O que mais diferencia a obra de Kirby de sua inspiração original, no entanto, é sua estrutura. Ela é inconsistente, passando por duas grandes mudanças ao longo de apenas dez edições, mas pode ser descrita como uma antologia de contos interconectados pelo tema do engatinhar humano rumo ao espaço e além e pela presença do Monólito como elemento narrativo e personagem principal em todas elas. As primeiras quatro edições todas acompanham seres humanos de diferentes eras da Pré-História antes de saltarem adiante para o Século XXI imaginado por Kubrick e Clarke, com as de número 3 e 4 constituindo a primeira história de duas partes da série. A segunda, que ocupa as duas edições seguintes, vê Kirby retornando aos dois gêneros com os quais seu nome é tipicamente associado - super-heróis e ficção científica - mas subverte expectativas ao apresentar as aventuras super-heróicas simuladas do protagonista como uma forma de escapismo ao qual ele dedica seu tempo numa tentativa fútil de fazer algo de sua vida. A Nova Iorque distópica que O Rei apresenta nesta história é um cenário fascinante e envolvente que remete tanto à Los Angeles cyber-noir de Blade Runner: O Caçador de Andróides (que viria a ser lançado seis anos após esta série) quanto ao seu próprio trabalho em OMAC, e portanto o abandono desta a favor de uma aventura espacial com extraterrestres bizarros, planetas distantes e uma donzela em fuga na segunda parte da narrativa seria decepcionante se o tom levemente sardônico do texto - com críticas pontuais aos tropos do gênero e à então-nascente fandom de quadrinhos de super-heróis - não tivesse sido mantido.
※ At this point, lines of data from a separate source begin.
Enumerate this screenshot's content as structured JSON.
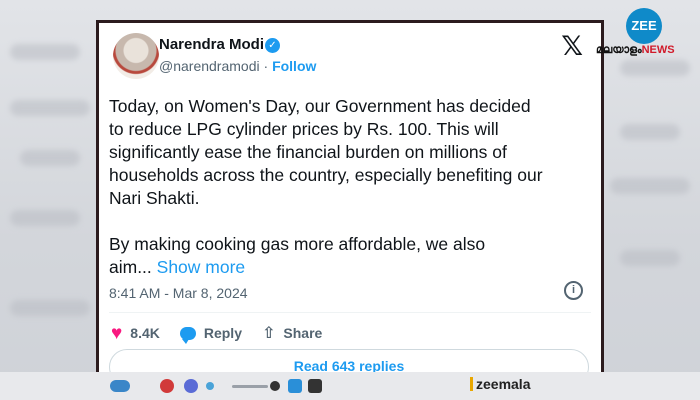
{
  "tweet": {
    "author_name": "Narendra Modi",
    "handle": "@narendramodi",
    "separator": " · ",
    "follow_label": "Follow",
    "x_logo": "𝕏",
    "text": "Today, on Women's Day, our Government has decided\nto reduce LPG cylinder prices by Rs. 100. This will\nsignificantly ease the financial burden on millions of\nhouseholds across the country, especially benefiting our\nNari Shakti.\n\nBy making cooking gas more affordable, we also\naim... ",
    "show_more": "Show more",
    "timestamp": "8:41 AM - Mar 8, 2024",
    "likes": "8.4K",
    "reply_label": "Reply",
    "share_label": "Share",
    "read_replies": "Read 643 replies"
  },
  "watermark": {
    "logo": "ZEE",
    "brand": "മലയാളം",
    "brand_suffix": "NEWS"
  },
  "bottom": {
    "label": "zeemala"
  },
  "colors": {
    "accent": "#1d9bf0",
    "like": "#f91880",
    "text": "#0f1419",
    "muted": "#536471"
  },
  "icons": [
    "verified-icon",
    "x-logo-icon",
    "info-icon",
    "heart-icon",
    "reply-icon",
    "share-icon",
    "zee-logo-icon"
  ]
}
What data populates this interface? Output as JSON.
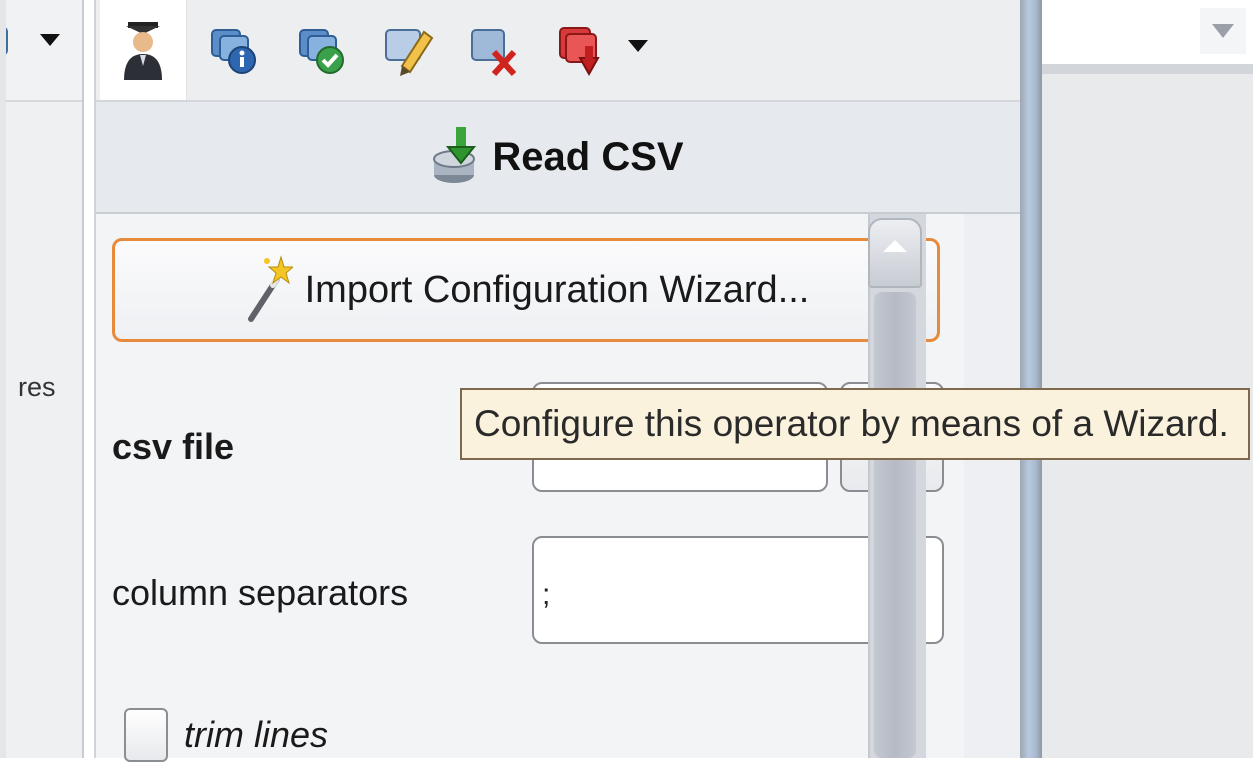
{
  "left_panel": {
    "label_fragment": "res"
  },
  "toolbar": {
    "icons": [
      "teacher-icon",
      "info-icon",
      "check-icon",
      "edit-icon",
      "delete-icon",
      "export-icon"
    ]
  },
  "operator": {
    "title": "Read CSV",
    "icon": "import-csv-icon"
  },
  "params": {
    "wizard_button_label": "Import Configuration Wizard...",
    "csv_file_label": "csv file",
    "csv_file_value": "",
    "column_separators_label": "column separators",
    "column_separators_value": ";",
    "trim_lines_label": "trim lines",
    "trim_lines_checked": false
  },
  "tooltip": {
    "text": "Configure this operator by means of a Wizard."
  },
  "colors": {
    "wizard_border": "#e88a3c",
    "tooltip_bg": "#fbf2de"
  }
}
A edição #7 despede-se dos temas Clarkianos da obra ao acompanhar a jornada solitária de um ser humano ascendido (chamado aqui de New Seed - ou Nova Semente, em tradução literal) por um planeta devastado pela guerra, e na #8 temos uma reviravolta inesperada: o futurismo distante baseado em ciência real das edições passadas é substituído por uma estética “vinte minutos no futuro” mais fantasiosa, e a narrativa passa a ter como seu protagonista o Andróide X-51 - personagem mais conhecido, por fãs dos quadrinhos da Marvel, como Homem-Máquina (Machine Man, no original em inglês). Sim, as três últimas edições da série mensal de 2001: Uma Odisseia no Espaço são uma história de super-herói, e pior que isso: uma história de origem de super-herói. O inocente X-51 faz parte de uma linha de andróides de alta performance, e, ao contrário de seus irmãos de linha, foi criado como um filho humano pelo cientista excêntrico Abel Stack, o que o ajudou a desenvolver algo que nenhuma máquina jamais exibiu antes: o livre arbítrio. Com a destruição de todos os outros Andróides X por ordens do governo e o sacrifício do Dr. Stack, Aaron Stack - como foi batizado por seu “pai” Abel - se torna o último de sua raça, passando a lutar, sob o nome de Senhor Máquina (o nome pelo qual o personagem viria a ser mais conhecido concretizaria-se apenas em sua série homônima, publicada entre 1978 e 1981), em defesa do livre arbítrio de todos os seres ao mesmo tempo em que procura seu lugar numa sociedade que o vê como uma aberração a ser temida e caçada.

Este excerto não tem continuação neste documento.